The Registration of Births and Deaths Act, 1969 is the governing legislation for grant of both, birth and death certificates. The post of a Registrar has been specifically created for this purpose only. The Registrar is authorized and indeed it is her duty to issue a birth certificate and a death certificate to all citizens falling within his local jurisdiction.
In case of deaths, it is usually the Registrar in whose jurisdiction the death occurred, who is supposed to issue to the next of kin of such person.
Who can apply for a Death Certificate?
Various States’ regulations differ on who can apply for a death certificate. While in some states the application for a death certificate can be made by any member of the society, in others, the applicant must prove a conjugal or sanguineous relation with the deceased for her to be able to obtain a death certificate.
Timeline for Application of a Death Certificate
While different State laws may differ on this aspect, most states across India have prescribed a time period of three weeks or 21 days for the application of the death certificate to be made. This time period, however, does not work in the nature of a limitation period. If the family members of a deceased person realize that such an application needs to be filed, they can still apply for the same, however, the payment of a late fee charge will now be applicable.

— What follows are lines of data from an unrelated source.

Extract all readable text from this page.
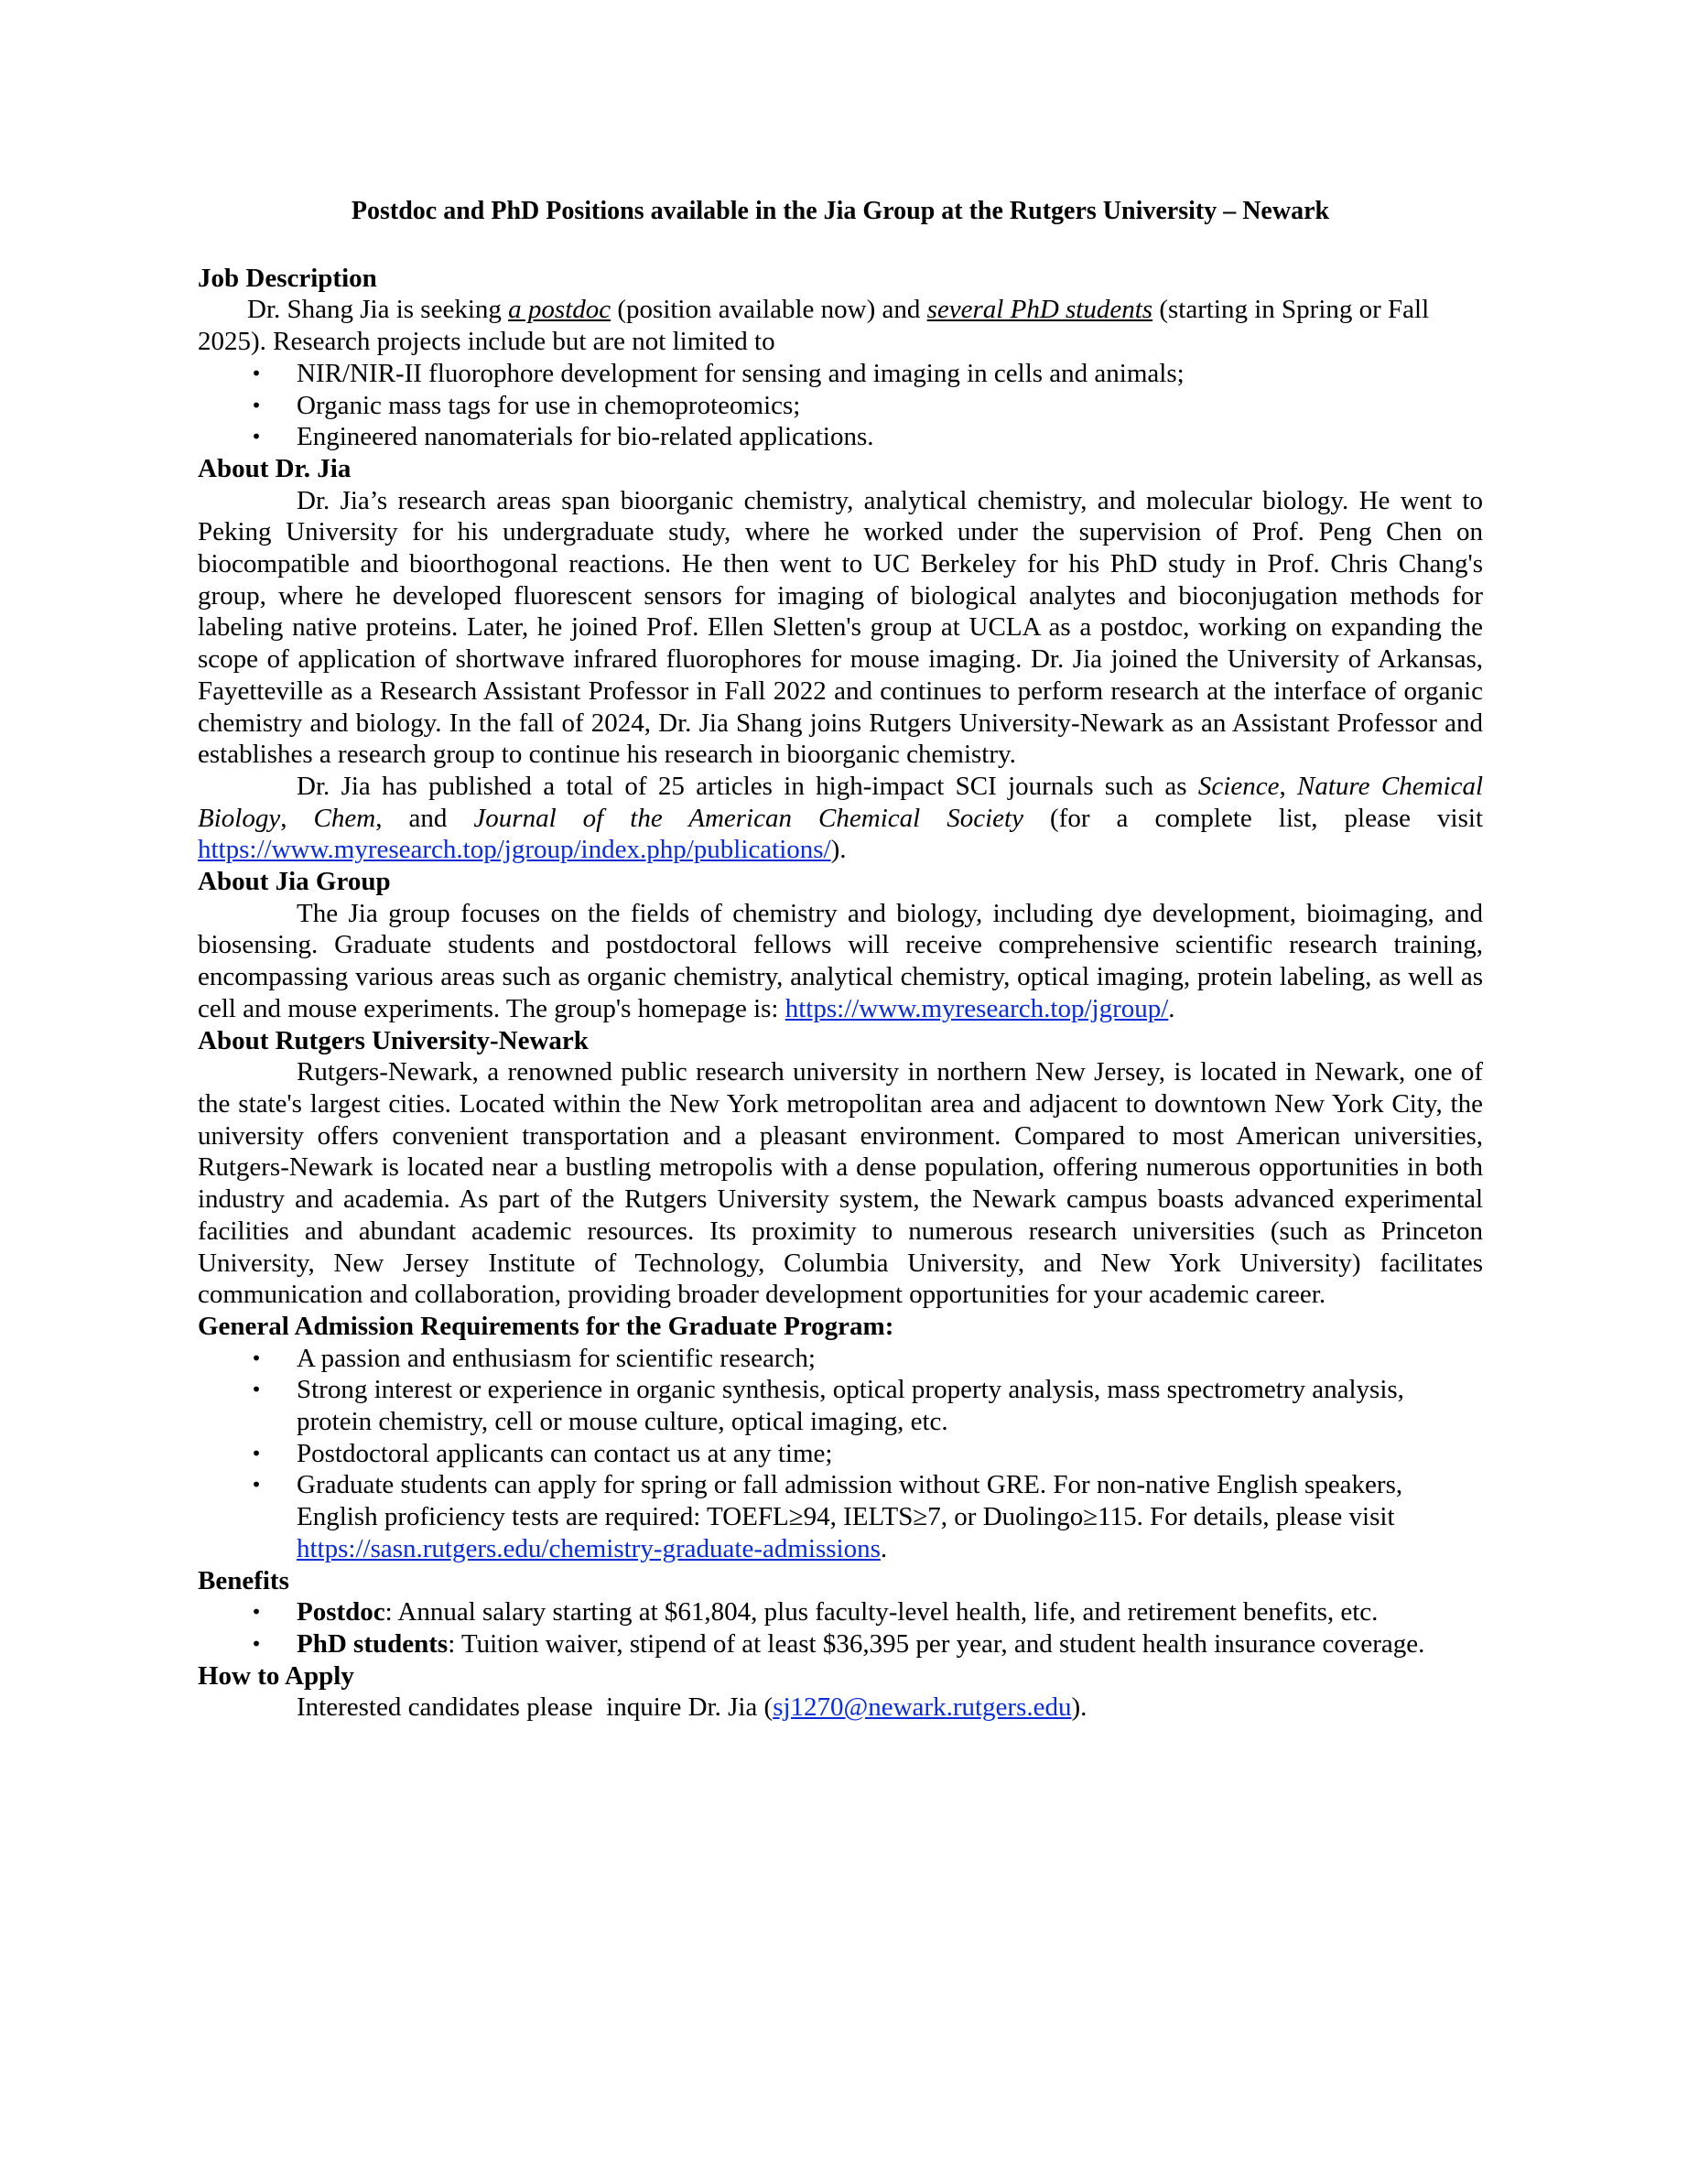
Postdoc and PhD Positions available in the Jia Group at the Rutgers University – Newark
Job Description

Dr. Shang Jia is seeking a postdoc (position available now) and several PhD students (starting in Spring or Fall 2025). Research projects include but are not limited to

• NIR/NIR-II fluorophore development for sensing and imaging in cells and animals;
• Organic mass tags for use in chemoproteomics;
• Engineered nanomaterials for bio-related applications.
About Dr. Jia

Dr. Jia’s research areas span bioorganic chemistry, analytical chemistry, and molecular biology. He went to Peking University for his undergraduate study, where he worked under the supervision of Prof. Peng Chen on biocompatible and bioorthogonal reactions. He then went to UC Berkeley for his PhD study in Prof. Chris Chang's group, where he developed fluorescent sensors for imaging of biological analytes and bioconjugation methods for labeling native proteins. Later, he joined Prof. Ellen Sletten's group at UCLA as a postdoc, working on expanding the scope of application of shortwave infrared fluorophores for mouse imaging. Dr. Jia joined the University of Arkansas, Fayetteville as a Research Assistant Professor in Fall 2022 and continues to perform research at the interface of organic chemistry and biology. In the fall of 2024, Dr. Jia Shang joins Rutgers University-Newark as an Assistant Professor and establishes a research group to continue his research in bioorganic chemistry.

Dr. Jia has published a total of 25 articles in high-impact SCI journals such as Science, Nature Chemical Biology, Chem, and Journal of the American Chemical Society (for a complete list, please visit https://www.myresearch.top/jgroup/index.php/publications/).

About Jia Group

The Jia group focuses on the fields of chemistry and biology, including dye development, bioimaging, and biosensing. Graduate students and postdoctoral fellows will receive comprehensive scientific research training, encompassing various areas such as organic chemistry, analytical chemistry, optical imaging, protein labeling, as well as cell and mouse experiments. The group's homepage is: https://www.myresearch.top/jgroup/.

About Rutgers University-Newark

Rutgers-Newark, a renowned public research university in northern New Jersey, is located in Newark, one of the state's largest cities. Located within the New York metropolitan area and adjacent to downtown New York City, the university offers convenient transportation and a pleasant environment. Compared to most American universities, Rutgers-Newark is located near a bustling metropolis with a dense population, offering numerous opportunities in both industry and academia. As part of the Rutgers University system, the Newark campus boasts advanced experimental facilities and abundant academic resources. Its proximity to numerous research universities (such as Princeton University, New Jersey Institute of Technology, Columbia University, and New York University) facilitates communication and collaboration, providing broader development opportunities for your academic career.

General Admission Requirements for the Graduate Program:
• A passion and enthusiasm for scientific research;
• Strong interest or experience in organic synthesis, optical property analysis, mass spectrometry analysis, protein chemistry, cell or mouse culture, optical imaging, etc.
• Postdoctoral applicants can contact us at any time;
• Graduate students can apply for spring or fall admission without GRE. For non-native English speakers, English proficiency tests are required: TOEFL≥94, IELTS≥7, or Duolingo≥115. For details, please visit https://sasn.rutgers.edu/chemistry-graduate-admissions.
Benefits
• Postdoc: Annual salary starting at $61,804, plus faculty-level health, life, and retirement benefits, etc.
• PhD students: Tuition waiver, stipend of at least $36,395 per year, and student health insurance coverage.
How to Apply

Interested candidates please  inquire Dr. Jia (sj1270@newark.rutgers.edu).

Significance of the Death Certificate
The death certificate is a rather important document. Apart from mentioning the date, place and time of birth, it also mentions the cause of death. This is very important because the cause of death is entered on the death certificate after the post mortem report and results of the investigation done by the police have come in. This document can further be used for several purposes in future. In proceeding before a court of law in the territory of India, if the death certificate is produced before it, the court, under the Indian Evidence Act, 1872, shall presume its contents to be true unless satisfactorily proved to be untrue by way of conclusive proof. Therefore, the weightage of the death certificate in terms of evidence is considerably high.

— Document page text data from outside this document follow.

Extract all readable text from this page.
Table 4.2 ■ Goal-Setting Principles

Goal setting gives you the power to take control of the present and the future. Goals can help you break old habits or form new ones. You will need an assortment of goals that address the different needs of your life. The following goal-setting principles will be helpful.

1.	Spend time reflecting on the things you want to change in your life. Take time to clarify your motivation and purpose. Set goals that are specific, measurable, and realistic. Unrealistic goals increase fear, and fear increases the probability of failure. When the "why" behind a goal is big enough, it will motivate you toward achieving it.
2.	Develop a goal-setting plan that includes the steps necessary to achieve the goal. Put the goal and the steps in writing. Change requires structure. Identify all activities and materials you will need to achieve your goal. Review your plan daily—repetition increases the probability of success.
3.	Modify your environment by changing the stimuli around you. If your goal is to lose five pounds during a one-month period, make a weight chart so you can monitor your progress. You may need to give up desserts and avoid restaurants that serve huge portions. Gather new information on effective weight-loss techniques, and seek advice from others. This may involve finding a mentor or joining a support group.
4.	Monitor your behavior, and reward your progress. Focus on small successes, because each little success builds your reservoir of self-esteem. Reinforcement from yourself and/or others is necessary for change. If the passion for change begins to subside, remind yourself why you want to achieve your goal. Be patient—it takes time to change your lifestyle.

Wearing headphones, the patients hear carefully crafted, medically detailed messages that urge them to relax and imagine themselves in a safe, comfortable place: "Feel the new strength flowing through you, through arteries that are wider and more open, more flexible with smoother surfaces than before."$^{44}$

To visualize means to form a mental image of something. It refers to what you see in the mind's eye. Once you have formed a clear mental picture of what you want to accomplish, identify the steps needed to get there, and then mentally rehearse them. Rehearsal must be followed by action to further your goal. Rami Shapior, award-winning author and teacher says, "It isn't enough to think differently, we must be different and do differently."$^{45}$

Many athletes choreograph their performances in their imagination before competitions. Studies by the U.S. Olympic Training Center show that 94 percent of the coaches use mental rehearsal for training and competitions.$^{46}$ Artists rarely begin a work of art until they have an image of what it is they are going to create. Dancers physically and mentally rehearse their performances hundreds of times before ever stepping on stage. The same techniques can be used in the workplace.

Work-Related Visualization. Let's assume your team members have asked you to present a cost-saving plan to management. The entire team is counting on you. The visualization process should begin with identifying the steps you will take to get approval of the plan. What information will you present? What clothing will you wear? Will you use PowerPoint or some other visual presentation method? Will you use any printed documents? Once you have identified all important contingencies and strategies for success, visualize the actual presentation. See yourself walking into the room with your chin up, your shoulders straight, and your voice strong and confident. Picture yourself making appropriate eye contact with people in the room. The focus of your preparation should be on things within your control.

Application of the Death Certificate for various Purposes
The death certificate is a document which holds significance for various purposes post the death of person and hence, it has diverse application. There are various kinds of proceedings which follow the death of a person, both legal and social. The family of the deceased is likely to arrange for a funeral or burial ceremony (depending on what religious beliefs the deceased and his family members carry). Likewise, if the person has not left a testamentary will, his estate shall have to be divided among his heirs as per the law applicable on the deceased, based on what religion he belonged to. For all these proceedings, a death certificate is essentially required. The management board of the crematorium is going to ask for a death certificate. Similarly, the court will also ask for a death certificate before beginning the proceedings for division of estate of the deceased, inheritance etc. Also, if the death was caused due to an untimely incident such as an accident, the insurance company is definitely going to ask for a certified copy of the death certificate prior to handing over the premium amount to them. Also, if the deceased was married and his or her spouse now wants to get married again, the registrar for marriages is certainly going to ask the spouse for a certified copy of the death certificate prior to granting him or her a new marriage certificate.
As mentioned above, a death certificate is issued by the Registrar of Births and Deaths. The application form needs to be filled in by the family members along with the filing fee of about INR 30. The department then issues a certified copy of the death certificate to the applicants.
Therefore, the death certificate is a really important document and it is the responsibility of every adult citizen of India to make sure that the death certificate is applied for if a person in their family happens to die.